With mountains of snow falling on the east coast and thousands of flight cancelations, many people had been rerouted through other airports such as Detroit, so I was lucky to even get on the plane. I knew it might be a challenge today, so I took the first flight out. This resulted in lots of downtime in the Detroit airport. I will now explain to you why this is not the most desirable situation. If you find yourself changing planes in Detroit, I hope you are going from Delta to Delta. If you have to switch to Southwest or United, or really any airline that's not Delta, you are going to have to exit security, wait for a bus that seems to make its own schedule, take the fifteen-minute bus ride to the other terminal, go back in through security, and see that your plane has departed 30 minutes ago. Now, if you stick with Delta, you might think you're in good shape. The McNamara concourse, as you see here, looks clean and new, but like Minneapolis, someone decided that the best way to design an airport was to stretch it out in one very long line. This picture was taken from the middle of the McNamara concourse and doesn't even show the end of the terminal. It is more than one mile from end to end. Yes, there's a train, but that requires waiting.

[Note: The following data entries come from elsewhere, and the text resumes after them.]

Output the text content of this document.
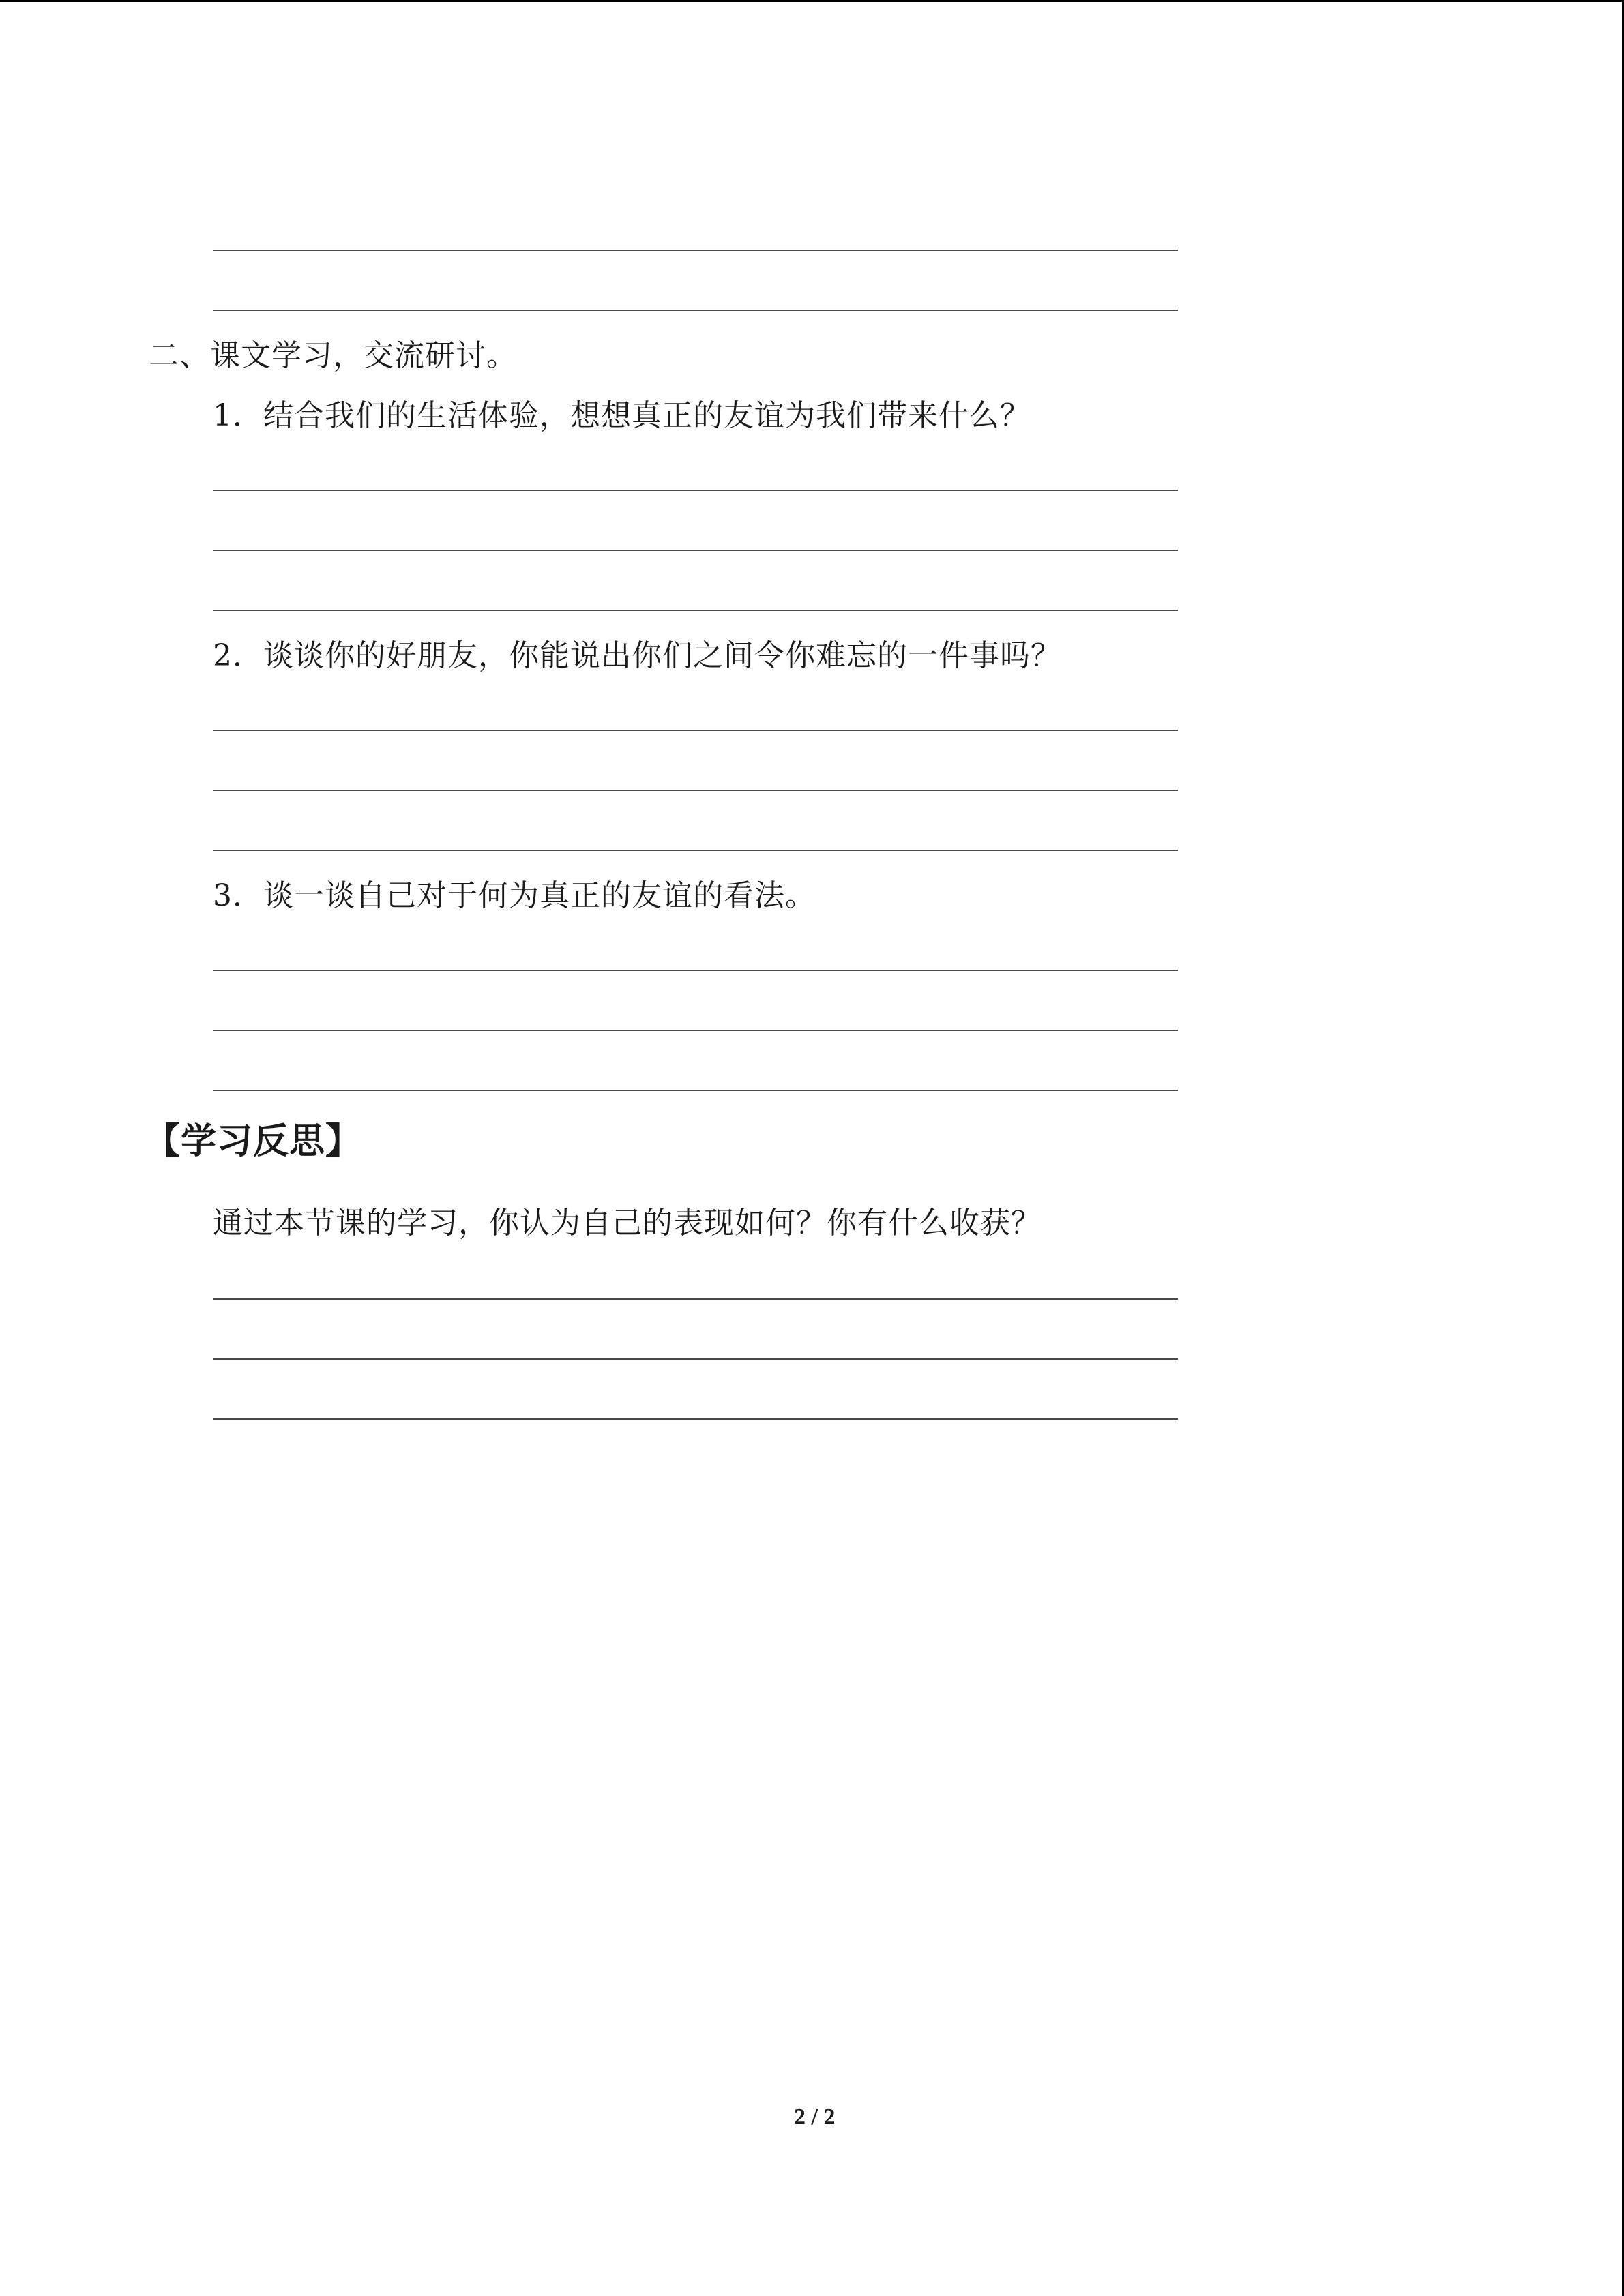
二、课文学习，交流研讨。
1．结合我们的生活体验，想想真正的友谊为我们带来什么？
2．谈谈你的好朋友，你能说出你们之间令你难忘的一件事吗？
3．谈一谈自己对于何为真正的友谊的看法。
【学习反思】
通过本节课的学习，你认为自己的表现如何？你有什么收获？
2 / 2
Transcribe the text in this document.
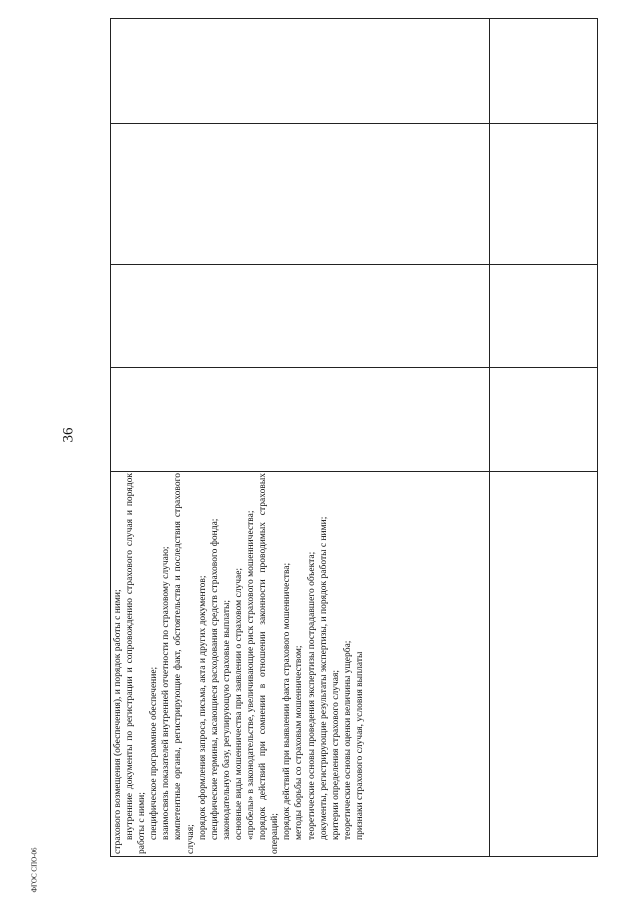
36

страхового возмещения (обеспечения), и порядок работы с ними; внутренние документы по регистрации и сопровождению страхового случая и порядок работы с ними; специфическое программное обеспечение; взаимосвязь показателей внутренней отчетности по страховому случаю; компетентные органы, регистрирующие факт, обстоятельства и последствия страхового случая; порядок оформления запроса, письма, акта и других документов; специфические термины, касающиеся расходования средств страхового фонда; законодательную базу, регулирующую страховые выплаты; основные виды мошенничества при заявлении о страховом случае; «пробелы» в законодательстве, увеличивающие риск страхового мошенничества; порядок действий при сомнении в отношении законности проводимых страховых операций; порядок действий при выявлении факта страхового мошенничества; методы борьбы со страховым мошенничеством; теоретические основы проведения экспертизы пострадавшего объекта; документы, регистрирующие результаты экспертизы, и порядок работы с ними; критерии определения страхового случая; теоретические основы оценки величины ущерба; признаки страхового случая, условия выплаты

ФГОС СПО-06
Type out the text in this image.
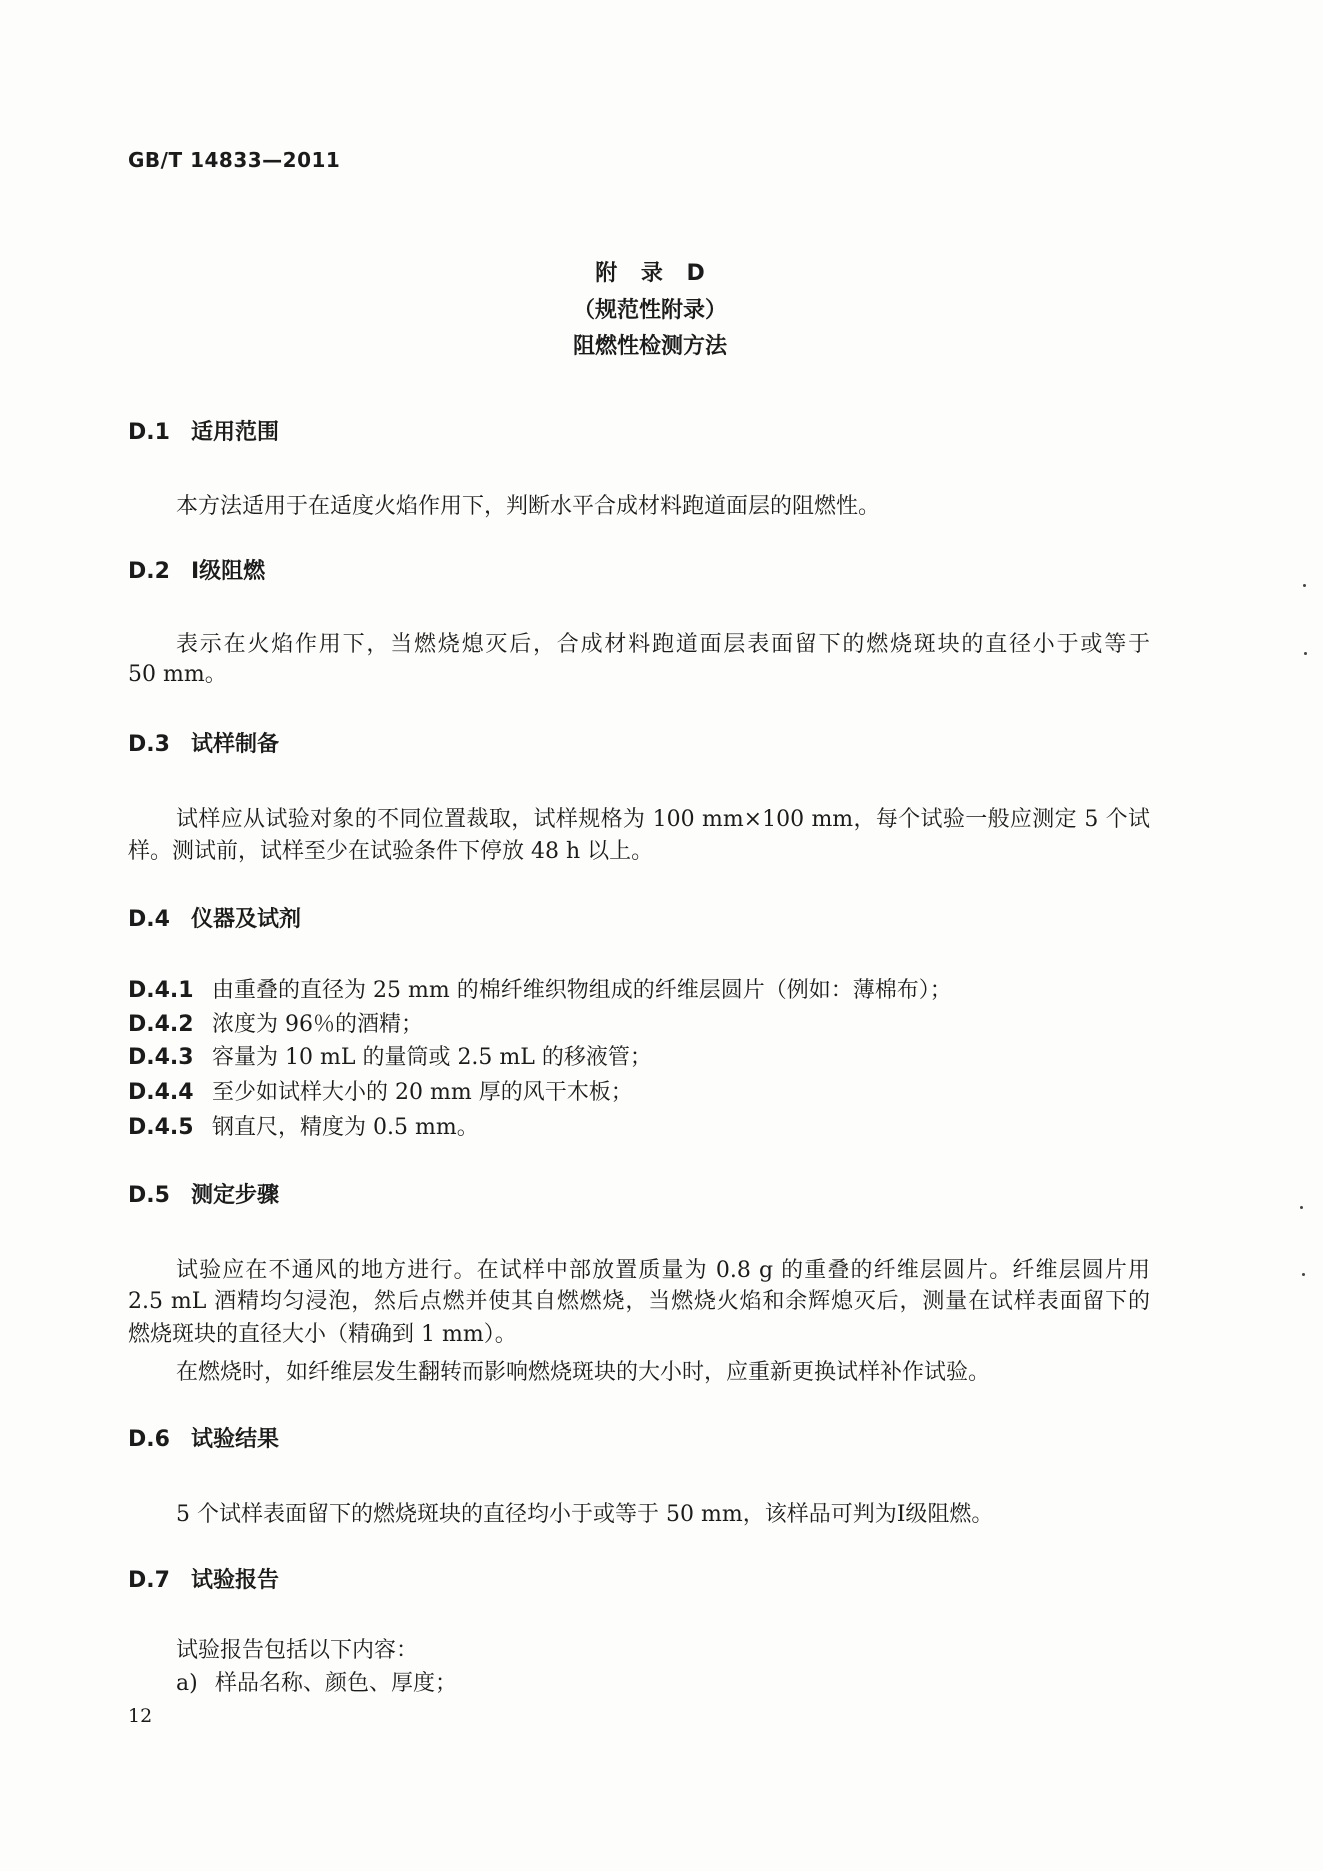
GB/T 14833—2011
附 录 D
（规范性附录）
阻燃性检测方法
D.1 适用范围
本方法适用于在适度火焰作用下，判断水平合成材料跑道面层的阻燃性。
D.2 Ⅰ级阻燃
表示在火焰作用下，当燃烧熄灭后，合成材料跑道面层表面留下的燃烧斑块的直径小于或等于
50 mm。
D.3 试样制备
试样应从试验对象的不同位置裁取，试样规格为 100 mm×100 mm，每个试验一般应测定 5 个试
样。测试前，试样至少在试验条件下停放 48 h 以上。
D.4 仪器及试剂
D.4.1 由重叠的直径为 25 mm 的棉纤维织物组成的纤维层圆片（例如：薄棉布）；
D.4.2 浓度为 96％的酒精；
D.4.3 容量为 10 mL 的量筒或 2.5 mL 的移液管；
D.4.4 至少如试样大小的 20 mm 厚的风干木板；
D.4.5 钢直尺，精度为 0.5 mm。
D.5 测定步骤
试验应在不通风的地方进行。在试样中部放置质量为 0.8 g 的重叠的纤维层圆片。纤维层圆片用
2.5 mL 酒精均匀浸泡，然后点燃并使其自燃燃烧，当燃烧火焰和余辉熄灭后，测量在试样表面留下的
燃烧斑块的直径大小（精确到 1 mm）。
在燃烧时，如纤维层发生翻转而影响燃烧斑块的大小时，应重新更换试样补作试验。
D.6 试验结果
5 个试样表面留下的燃烧斑块的直径均小于或等于 50 mm，该样品可判为Ⅰ级阻燃。
D.7 试验报告
试验报告包括以下内容：
a) 样品名称、颜色、厚度；
12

There is also a poor man's O'Hare tunnel that connects the Delta McNamara concourse with the regional concourse, but this too is laid out in a straight line. Basically what I'm trying to say is that it is not a very efficient airport. The 757 dropped me off at the far end of McNamara and I wanted to get lunch at Potbelly's (one positive about the Detroit airport). It took me (and this is not an exaggeration) over twenty minutes of continuous walking to get there. The real point that needs to be driven home is that if I'm a Delta pilot and I have 45 minutes before my next flight, I am cutting it close if I want to eat Potbelly's. The ease of acquiring food is super important to me, and a reason why I'm not a huge fan of Minneapolis either. I am quickly tiring of Quizno's, the only quick option available to me there. One former ground school classmate and fellow pilot said it best today, "The major difference between a pilot and a jet engine is that the jet engine stops whining once it reaches the gate."
Here we see the elusive Potbelly's as viewed from the aircraft. A rare sight, indeed.